Literatura,

O conto sobre racismo de Ray Bradbury

Autor de ‘Fahrenheit 451’ criou história em que população negra do sul dos EUA migra para Marte

21ago2020

“— Você soube?
— Soube do quê?
— Dos negros, dos negros!
— E daí?
— Eles vão embora, estão partindo, você não soube?
— Como assim, indo embora? Como podem fazer isso?
— Podem fazer, vão fazer, estão fazendo.
— Só alguns?
— Todos os que moram aqui no Sul!
— Não.
— Sim.
— Preciso ver isso. Não acredito. Para onde estão indo…? Para a África?
Silêncio.
— Marte.
— Você quer dizer o planeta Marte?
— Isso mesmo.”

É assim que se inicia o conto “Way in the Middle of the Air”, de Ray Bradbury (1920-2012), que foi escrito antes de o autor publicar o clássico distópico Fahrenheit 451 (e do qual o título da Quatro Cinco Um foi inspirado). Essa história saiu pela primeira vez na revista Other Worlds, em julho de 1950, e depois integrou os capítulos de Martian Chronicles, publicado no mesmo ano. No Brasil, o livro foi lançado em 2002 com o título As crônicas marcianas, pela Biblioteca Azul/Globo Livros, com tradução de Ana Ban, e o conto foi intitulado “Flutuando no espaço”.

Esse conto, segundo escreveu o professor de literatura Robert Crossley no posfácio da edição em inglês da Beacon Press de Kindred (1979), da escritora norte-americana Octavia Butler, era uma exceção nos idos de 1940 e 1950, pois em um mercado editorial dominado por escritores brancos homens era muito raro encontrar histórias de ficção científica que tratassem da temática racial de modo sério ou que não caíssem em um tom condescendente. Escrito quando o movimento pelos direitos civis nos Estados Unidos dava seus primeiros passos, “Flutuando no espaço” tratou de modo aberto a segregação, o racismo e os linchamentos no sul do país. E Butler, então uma das poucas autoras negras de ficção científica, leu o livro em sua juventude.
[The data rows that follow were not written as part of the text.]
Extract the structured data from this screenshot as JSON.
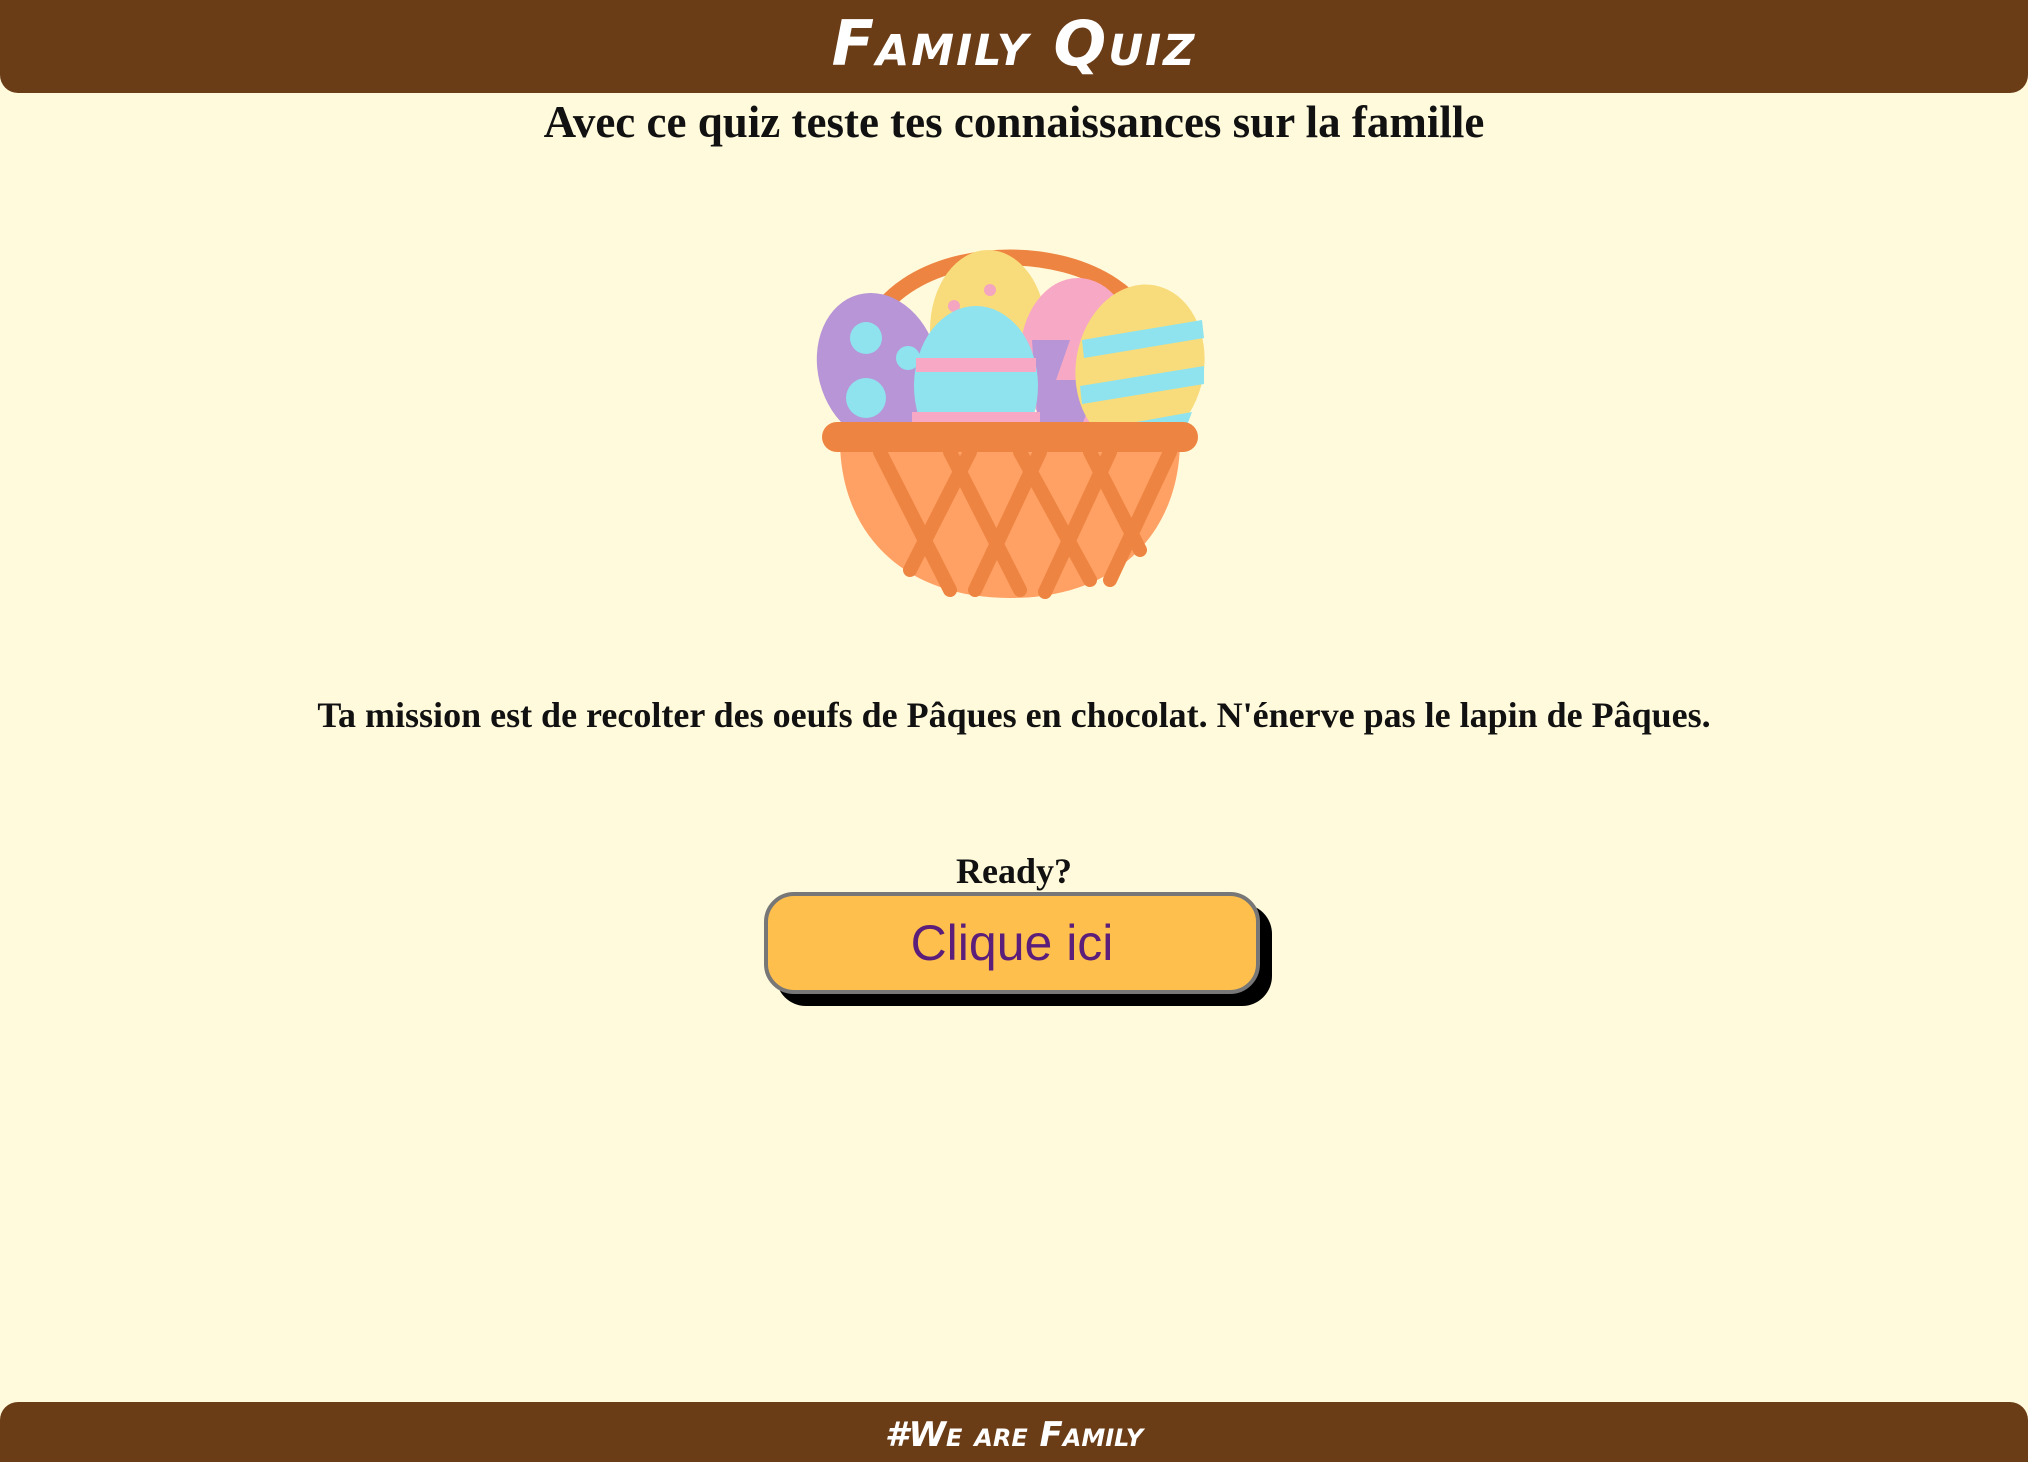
{
  "header": {
    "title": "Family Quiz"
  },
  "intro": {
    "subtitle": "Avec ce quiz teste tes connaissances sur la famille"
  },
  "illustration": {
    "icon": "easter-basket-icon"
  },
  "mission": {
    "text": "Ta mission est de recolter des oeufs de Pâques en chocolat. N'énerve pas le lapin de Pâques."
  },
  "prompt": {
    "ready": "Ready?"
  },
  "start_button": {
    "label": "Clique ici"
  },
  "footer": {
    "text": "#We are Family"
  },
  "colors": {
    "background": "#fffadb",
    "bar": "#6b3d17",
    "button": "#ffbf4c",
    "button_text": "#5b1e7a",
    "basket": "#ee8441",
    "basket_light": "#ffa064"
  }
}
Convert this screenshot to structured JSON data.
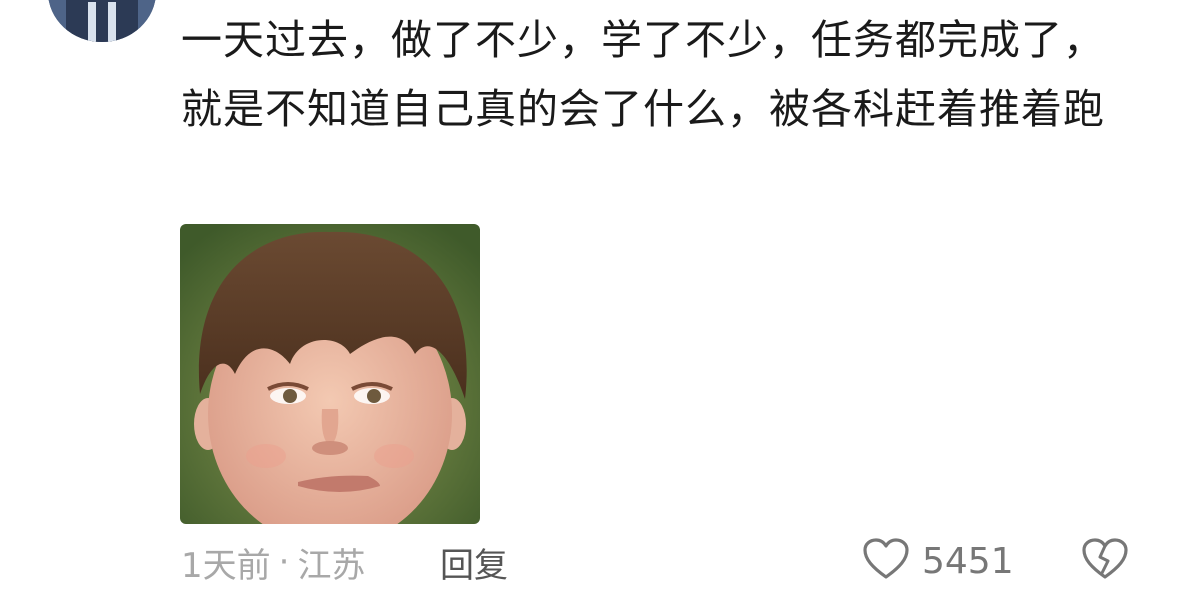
{
  "comment": {
    "text": "一天过去，做了不少，学了不少，任务都完成了，就是不知道自己真的会了什么，被各科赶着推着跑",
    "time": "1天前",
    "separator": "·",
    "location": "江苏",
    "reply_label": "回复",
    "like_count": "5451",
    "like_icon": "heart-outline-icon",
    "dislike_icon": "broken-heart-icon",
    "sticker": "boy-smirk-sticker"
  }
}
A história, ambientada em junho de 2003, segue o ponto de vista de Samuel Teece, o homem branco dono da loja de ferragens de uma cidade no sul dos Estados Unidos. Ele vê, incrédulo e com uma raiva crescente, a multidão de pessoas negras dirigindo-se ao ponto de encontro e no horário combinado para entrarem nos foguetes que as levarão para Marte. Sentado na varanda junto com homens brancos da cidade, ele pergunta como arrumaram dinheiro para o transporte. “Economizaram e construíram”, um dos outros brancos responde. “Parece que esses pretos agiram em segredo, trabalharam sozinhos nos foguetes, não sei onde… na África, talvez.” “Mas eles podem fazer isso?”, questiona Teece. “Não há nenhuma lei contra isso?”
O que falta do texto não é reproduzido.